For plain arrays (without !key), !arraydiff uses an abstracted longest-common-subsequence to produce a positional diff with !insert and !delete entries---and both the result and the per-item differences are valid patches:

# from
items:
- a
- b
- c

# to
items:
- a
- x
- c
- d

# diff
items: !arraydiff
  1: !replace
    from: b
    to: x
  3: !insert d

Diffs are reversible. libdiff.Reverse(diff) produces a diff that, when applied to to, yields from:

diff := Diff(a, b)
reversed, _ := libdiff.Reverse(diff)
// Patch(b, reversed) == a

The reversal logic is straightforward because the tags carry complete information: !delete becomes !insert and vice versa, !replace swaps its from and to fields, !retag(x,y) becomes !retag(y,x).

Composition

The real payoff is that these three operations form a closed loop.

A diff is a valid patch. The same tags that annotate changes (!delete, !insert, !replace) are recognized by the patch engine. Diff(a, b) produces output that you can pass directly to Patch(a, diff) to get b. Reverse the diff and apply it to b to get a.

Matching composes with patching. !if uses match semantics in its condition and patch semantics in its body. !dive matches to find subtrees and patches to transform them. The Op interface makes this explicit---every operation is both a matcher and a patcher, and the engine threads recursive callbacks for both through the entire tree.

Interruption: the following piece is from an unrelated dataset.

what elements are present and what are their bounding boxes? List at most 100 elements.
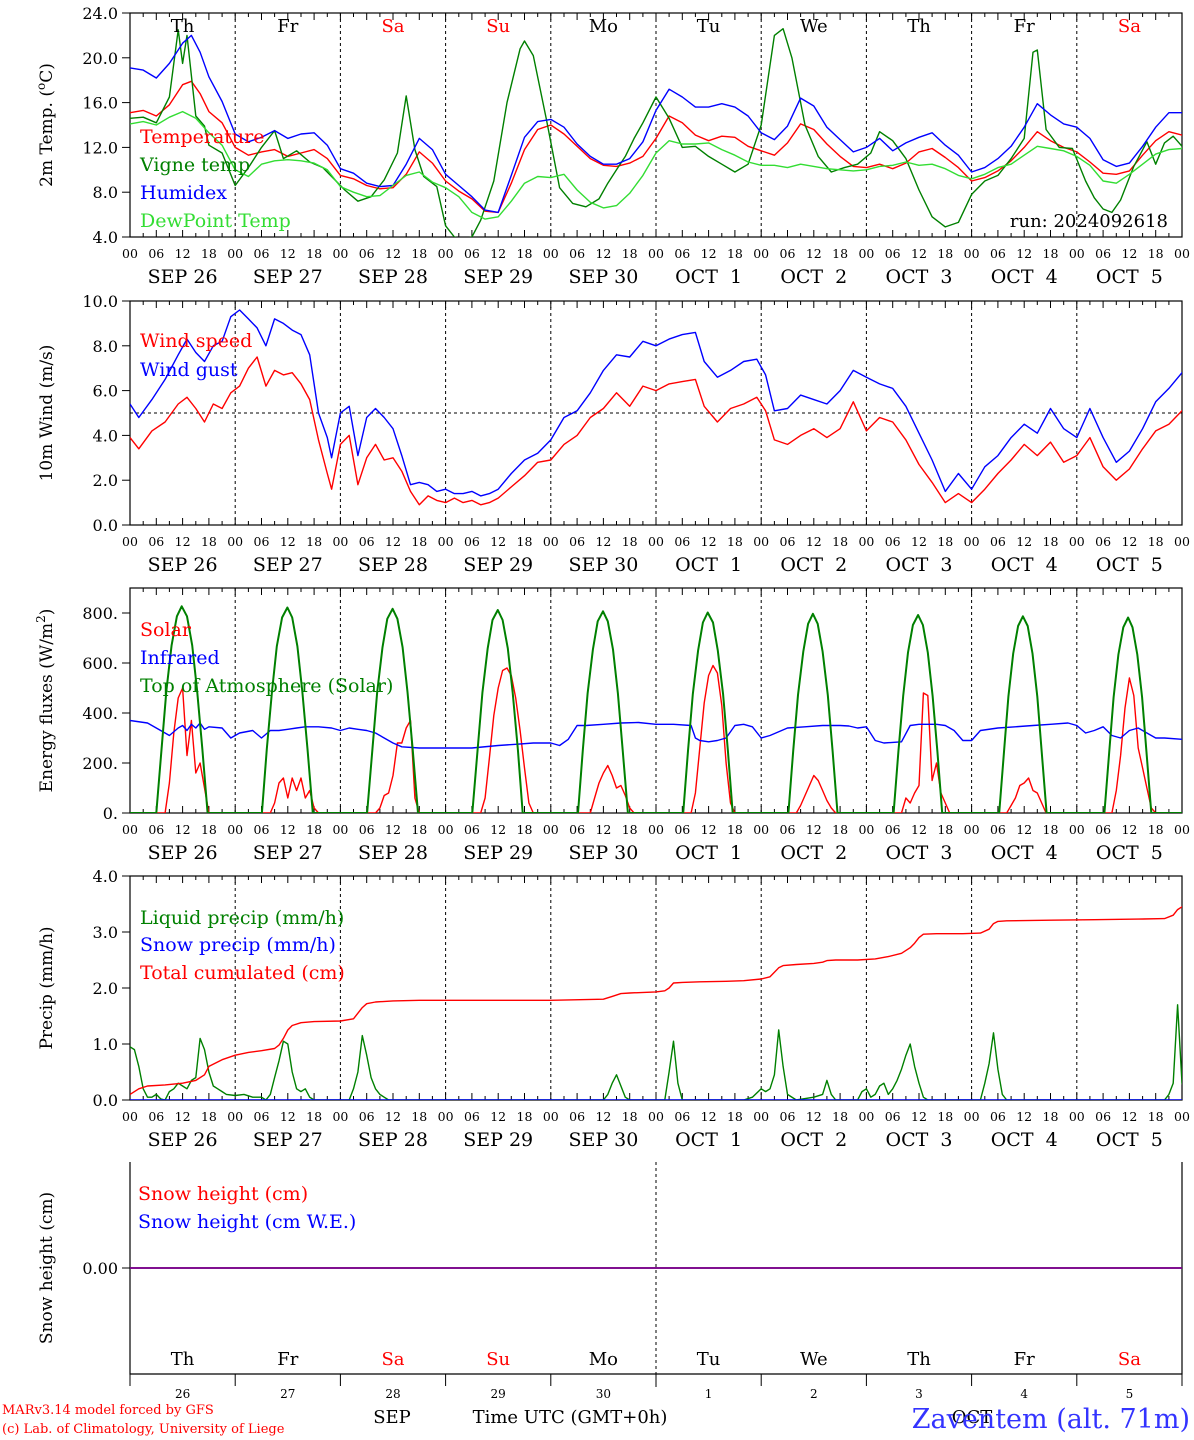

Diffs compose with matching. Because a diff is structured Tony data, you can match against it, filter it, or patch it before applying it. A diff isn't an opaque blob you feed to patch---it's a document you can inspect and transform with the same tools you use on any other document.

This isn't three systems bolted together. It's one system and one structure-preserving format with three entry points. Match, patch, and diff are perspectives on the same tree-walking, tag-dispatching engine. The Op interface, the IR, and the tag registry are shared all the way down.

Conclusion

Three operations. One IR. One tag system. Matching, patching, and diffing are the same operation viewed from different angles, and the model makes that explicit. That's the whole idea.